Em nota conjunta, CNJ e STF informaram que tomaram providências para identificar e punir os autores, bloqueando e registrando imediatamente os comentários, além de preservar as provas digitais. “Diligências imediatas foram adotadas perante a autoridade policial da Comarca de Loanda, incluindo solicitação de quebra de sigilo de dados junto aos provedores de internet para identificação e responsabilização dos autores”, diz o texto, presidido pelo ministro Edson Fachin. As instituições prestaram solidariedade aos juízes atacados e reafirmaram compromisso com a luta contra o racismo.
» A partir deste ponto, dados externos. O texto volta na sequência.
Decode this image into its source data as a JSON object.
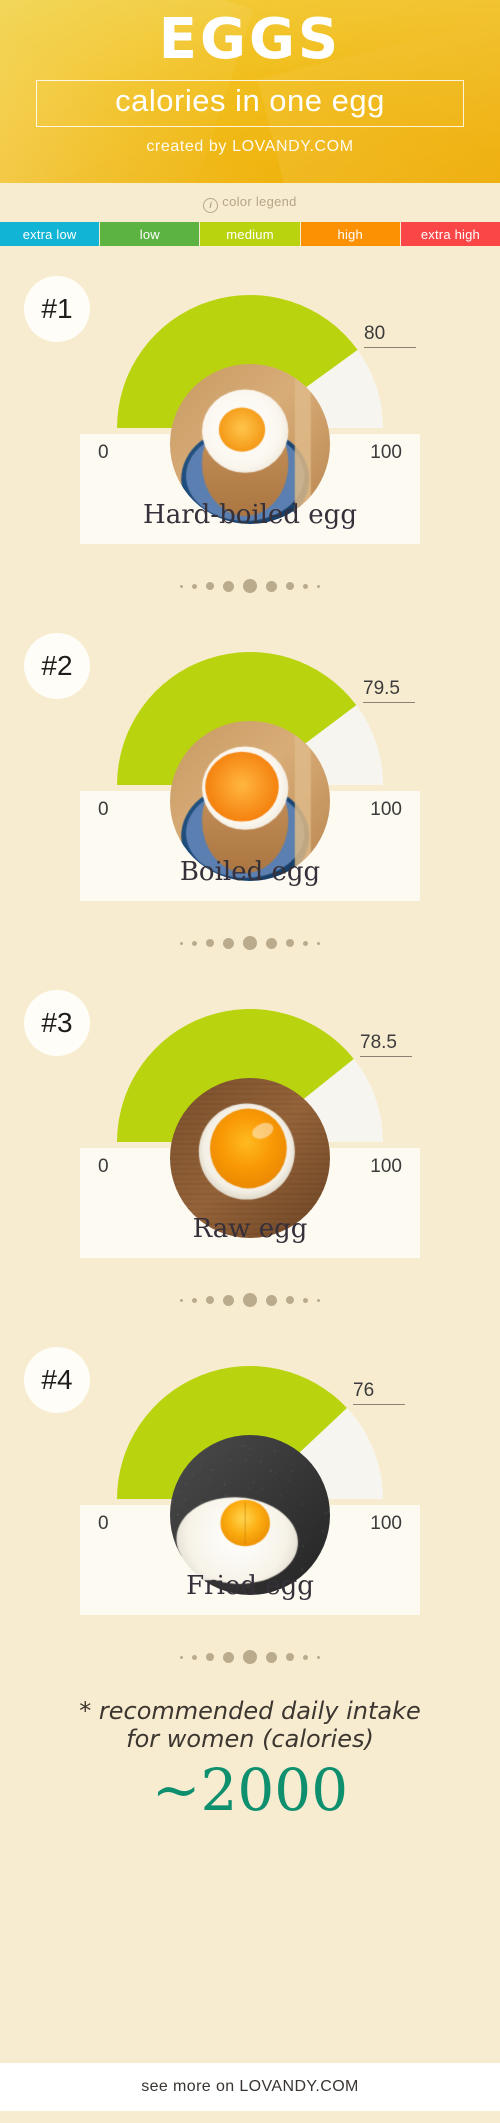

A Associação dos Magistrados do Distrito Federal (Amagis-DF) também manifestou repúdio aos ataques e defendeu rigor na apuração e punição dos envolvidos. Em nota, a entidade classificou as mensagens como incompatíveis com os valores do Estado Democrático de Direito e prejudiciais ao Judiciário.
O episódio reacende o debate sobre racismo nas instituições públicas e a necessidade de medidas efetivas para coibir práticas discriminatórias. O CNJ e o STF destacaram que o racismo fere os valores democráticos e a Constituição Federal de 1988, que preconiza a promoção do bem de todos, sem preconceitos de raça.
As investigações seguem para a célere identificação dos responsáveis, enquanto autoridades reforçam o combate ao racismo e a defesa dos direitos humanos no sistema de Justiça brasileiro.